Con este color parece sacado de un comic de ciencia ficción.SM

Su parte ciclo es bastante convencional, aunque la suspensión delantera es de tipo Earles, con un basculante delantero y dos amortiguadores. Las llantas son de 10”, los frenos son de tambor y el motor incluye un basculante monobrazo, en cuyo interior se halla la cadena de transmisión. La suspensión trasera era un amortiguador único anclado en el monobrazo basculante.

El motor era un bicilíndrico en paralelo de ciclo 2T. La imagen es pequeña y de baja calidad, pero es ilustrativa.SM

Pero el motor merece una atención especial, porque es un potente bicilíndrico twin de ciclo 2 tiempos refrigerado por aire de 143 c.c. y 9 CV, totalmente diferente del motor estándar de la época, monocilíndrico y de ciclo 4T. A pesar de que ambos cilindros estaban alimentados con un único carburador, era el más potente de su momento, sin duda.

Para acceder al motor la parte trasera de la carrocería bascula hacia adelante.SM

Además, tenía embrague automático centrífugo y una caja de cambios de 3 velocidades, que se cambiaban como en la Vespa, girando el puño izquierdo.
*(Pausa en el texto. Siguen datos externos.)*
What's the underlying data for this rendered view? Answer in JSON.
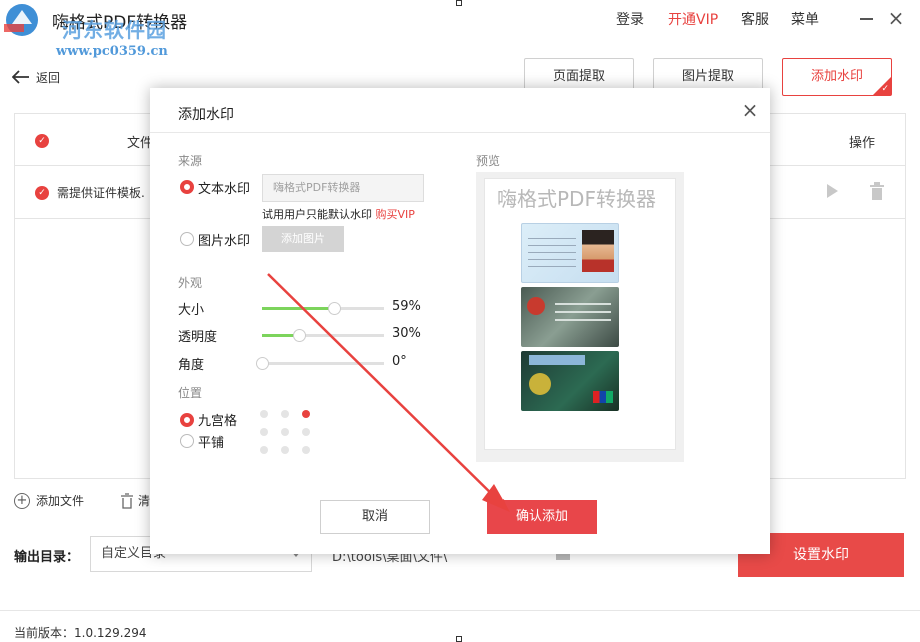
{
  "app": {
    "title": "嗨格式PDF转换器",
    "site_watermark": "河东软件园",
    "site_url": "www.pc0359.cn"
  },
  "titlebar": {
    "login": "登录",
    "vip": "开通VIP",
    "service": "客服",
    "menu": "菜单",
    "close": "×"
  },
  "nav": {
    "back": "返回"
  },
  "tabs": {
    "page_extract": "页面提取",
    "image_extract": "图片提取",
    "add_watermark": "添加水印"
  },
  "table": {
    "col_file": "文件",
    "col_action": "操作",
    "row_name": "需提供证件模板."
  },
  "bottom": {
    "add_file": "添加文件",
    "clear": "清",
    "output_label": "输出目录：",
    "output_option": "自定义目录",
    "output_path": "D:\\tools\\桌面\\文件\\",
    "set_watermark": "设置水印",
    "version": "当前版本：1.0.129.294"
  },
  "dialog": {
    "title": "添加水印",
    "close": "×",
    "source_label": "来源",
    "text_wm": "文本水印",
    "text_wm_placeholder": "嗨格式PDF转换器",
    "trial_note": "试用用户只能默认水印",
    "buy_vip": "购买VIP",
    "image_wm": "图片水印",
    "add_image": "添加图片",
    "appearance_label": "外观",
    "size_label": "大小",
    "size_value": "59%",
    "size_level": 0.59,
    "opacity_label": "透明度",
    "opacity_value": "30%",
    "opacity_level": 0.3,
    "angle_label": "角度",
    "angle_value": "0°",
    "angle_level": 0,
    "position_label": "位置",
    "grid_mode": "九宫格",
    "tile_mode": "平铺",
    "selected_cell": 2,
    "preview_label": "预览",
    "preview_watermark": "嗨格式PDF转换器",
    "cancel": "取消",
    "confirm": "确认添加"
  },
  "colors": {
    "accent": "#e8423f",
    "slider": "#7cd45c",
    "arrow": "#e8423f"
  }
}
Y tenía un gadget: en la parte inferior de la instrumentación -con un velocímetro analógico- se iluminaba el chivato de la marcha insertada.

En la parte baja del velocímetro analógico Yazaki se halla el indicador de la marcha insertada.SM

Otra curiosidad era que, para facilitar el mantenimiento del motor, toda la parte trasera de la carrocería basculaba hacia adelante, dejando medio scooter desnudo, como si fuese un capó de un coche deportivo. El chasis era un tubular de acero, no una carrocería monocasco de chapa como la Vespa.

El curioso Mitsubishi C 240 fue el último de la familia, ya que a finales de los sesenta en Japón la fiebre por los scooters se apagó y la firma dejó de fabricarlos. Fue el final de la aventura de Mitsubishi en el mundo de las dos ruedas.